Pemilihan setting lingkungan yang miskin juga adalah nilai plus tersendiri. Ditengah film dan sinetron yang didominasi setting rumah mewah dan mal-mal, maka film ini sungguh patut diacungi jempol karena berani menampilkan setting yang "murni" Indonesia. Anak-anak kita harus kenal dengan Indonesianya secara apa adanya agar timbul motivasi dan pengenalan akan akar budaya Indonesia, khususnya Jawa. Kru film berhasil membawa setting rumah yang sangat sederhana milik Wahyu di kaki Gunung Bromo keatas layar secara baik dan detil. Suasana rumah pak Kepala Sekolah yang diperankan Tarsan yang unik rumah Indonesia di kaki Gunung Bromo juga bisa tampil orisinil.

Banyak hal positif lain dalam film ini, seperti penggambaran kegigihan Wahyu mencapai cita-citanya, tata musik yang bagus, karakter pelatih Hasan dan ayah Wahyu yang tampil dengan dialog kehidupan yang kaya dan mengharukan, juga adegan lomba debat bahasa Inggris yang kental nuansa pendidikannya. Namun mungkin ada baiknya anda sendiri yang menonton film ini.

Patut dihargai juga keberanian Hanung memilih pemeran Wahyu yang bukan berwajah Indo tapi berwajah Jawa tulen. Ini penting untuk memberi nuansa Indonesia kedalam sinema kita. Demi menegaskan bahwa kita orang Indonesia, bukan barat. Ganteng dan cantik bukan mutlak harus "Indo".

Kesimpulan

Kesimpulan saya, film ini layak tonton bagi tua, muda dan tentu saja anak-anak kita.
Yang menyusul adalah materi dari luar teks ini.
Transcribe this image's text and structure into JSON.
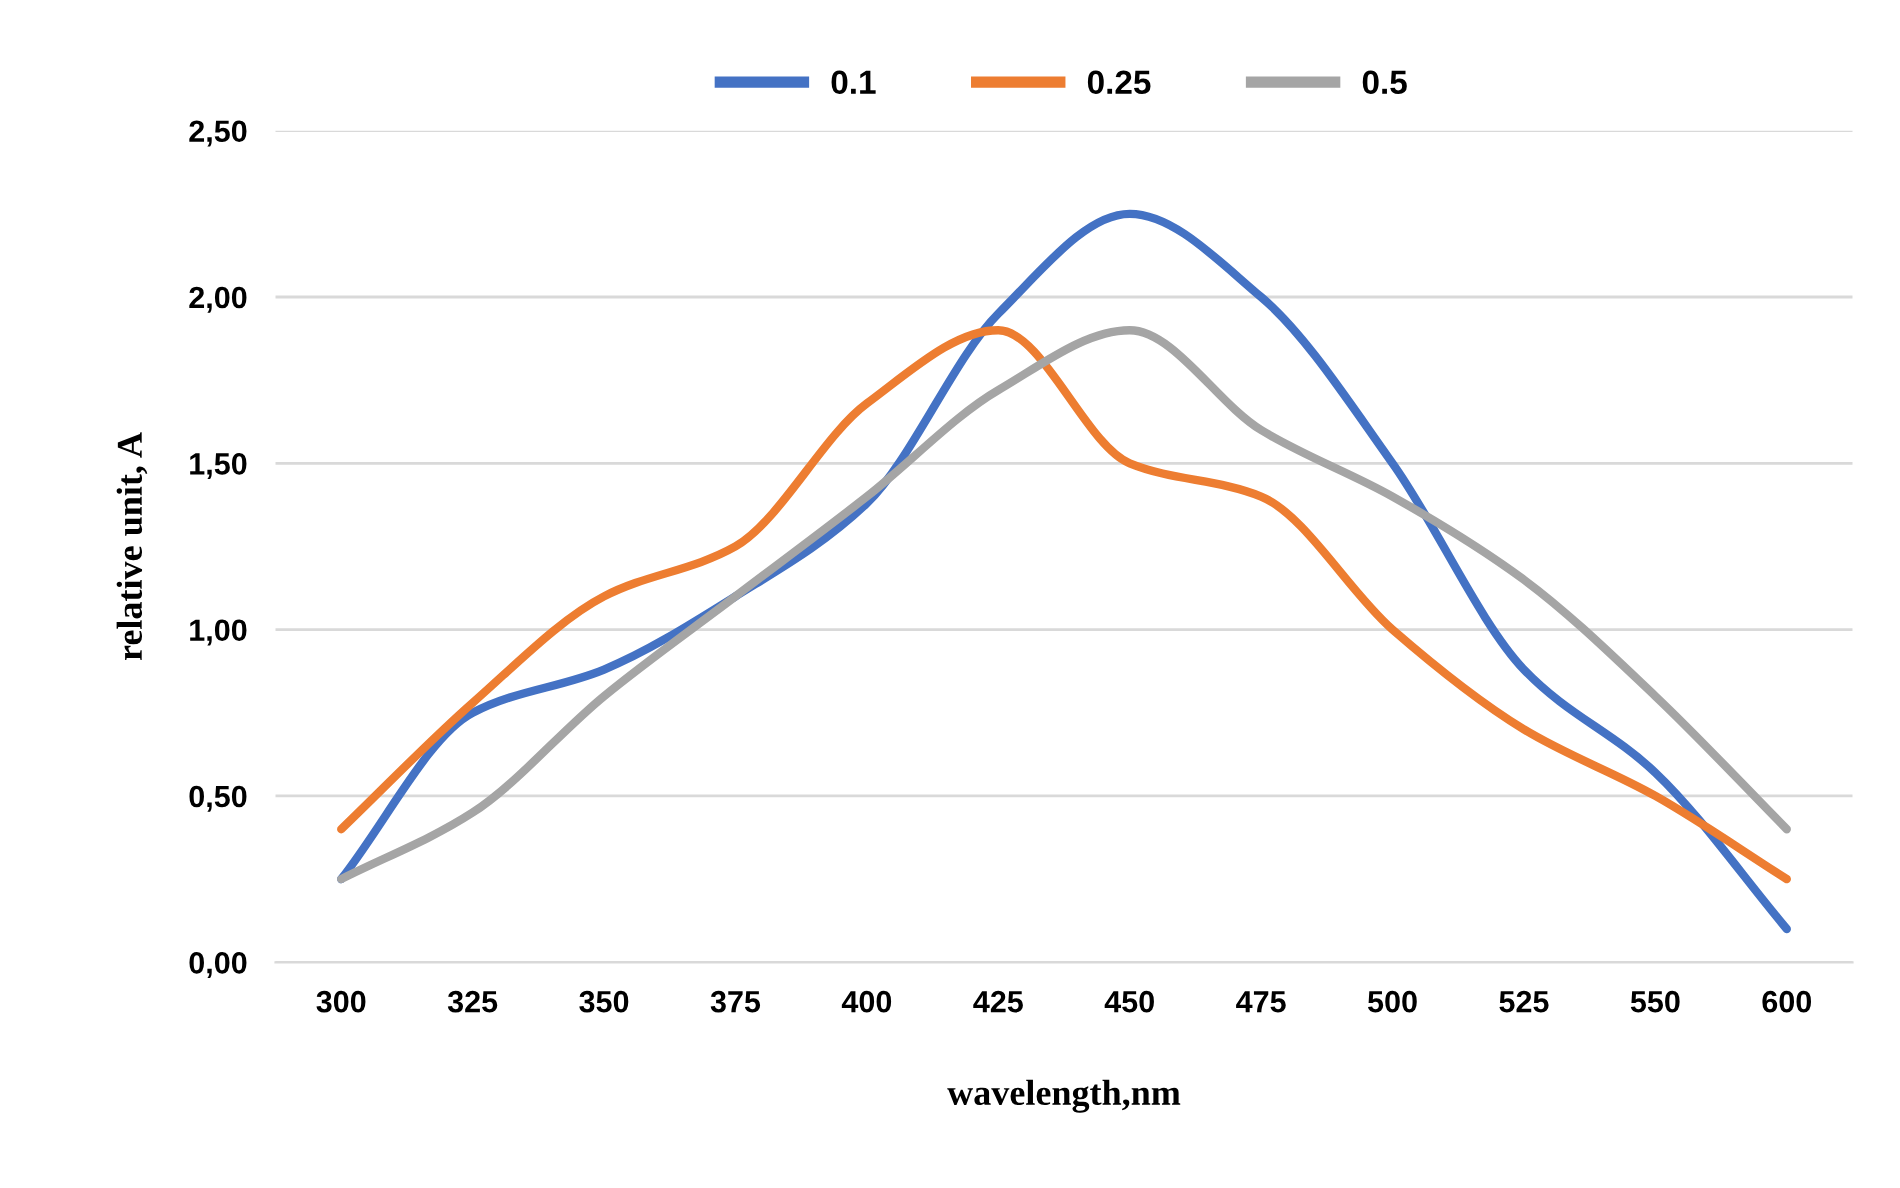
{
  "chart_data": {
    "type": "line",
    "xlabel": "wavelength,nm",
    "ylabel": "relative unit, A",
    "categories": [
      "300",
      "325",
      "350",
      "375",
      "400",
      "425",
      "450",
      "475",
      "500",
      "525",
      "550",
      "600"
    ],
    "series": [
      {
        "name": "0.1",
        "color": "#4472c4",
        "values": [
          0.25,
          0.75,
          0.88,
          1.1,
          1.38,
          1.95,
          2.25,
          2.0,
          1.5,
          0.88,
          0.57,
          0.1
        ]
      },
      {
        "name": "0.25",
        "color": "#ed7d31",
        "values": [
          0.4,
          0.78,
          1.1,
          1.25,
          1.68,
          1.9,
          1.5,
          1.4,
          1.0,
          0.7,
          0.5,
          0.25
        ]
      },
      {
        "name": "0.5",
        "color": "#a5a5a5",
        "values": [
          0.25,
          0.45,
          0.8,
          1.1,
          1.4,
          1.72,
          1.9,
          1.6,
          1.4,
          1.15,
          0.8,
          0.4
        ]
      }
    ],
    "ylim": [
      0,
      2.5
    ],
    "yticks": [
      {
        "value": 0,
        "label": "0,00"
      },
      {
        "value": 0.5,
        "label": "0,50"
      },
      {
        "value": 1,
        "label": "1,00"
      },
      {
        "value": 1.5,
        "label": "1,50"
      },
      {
        "value": 2,
        "label": "2,00"
      },
      {
        "value": 2.5,
        "label": "2,50"
      }
    ],
    "grid": "y",
    "legend": "top",
    "marker": "none",
    "line_style": "solid"
  }
}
Tidak ada adegan "panas" namun ada beberapa adegan kekerasan rumah tangga yang cukup mengganggu. Juga ada beberapa adegan romans ala remaja yang mungkin kurang pas untuk anak-anak SD. Namun semuanya masih dalam skala minor. Nontonlah bersama keluarga dan mungkin teman-teman untuk me-recharge semangat anda sekaligus menumbuhkan benih-benih cinta tanah air di hati kita semua. Semoga semakin banyak film pendidikan yang akan terus bermunculan di khasanah perfilman Indonesia.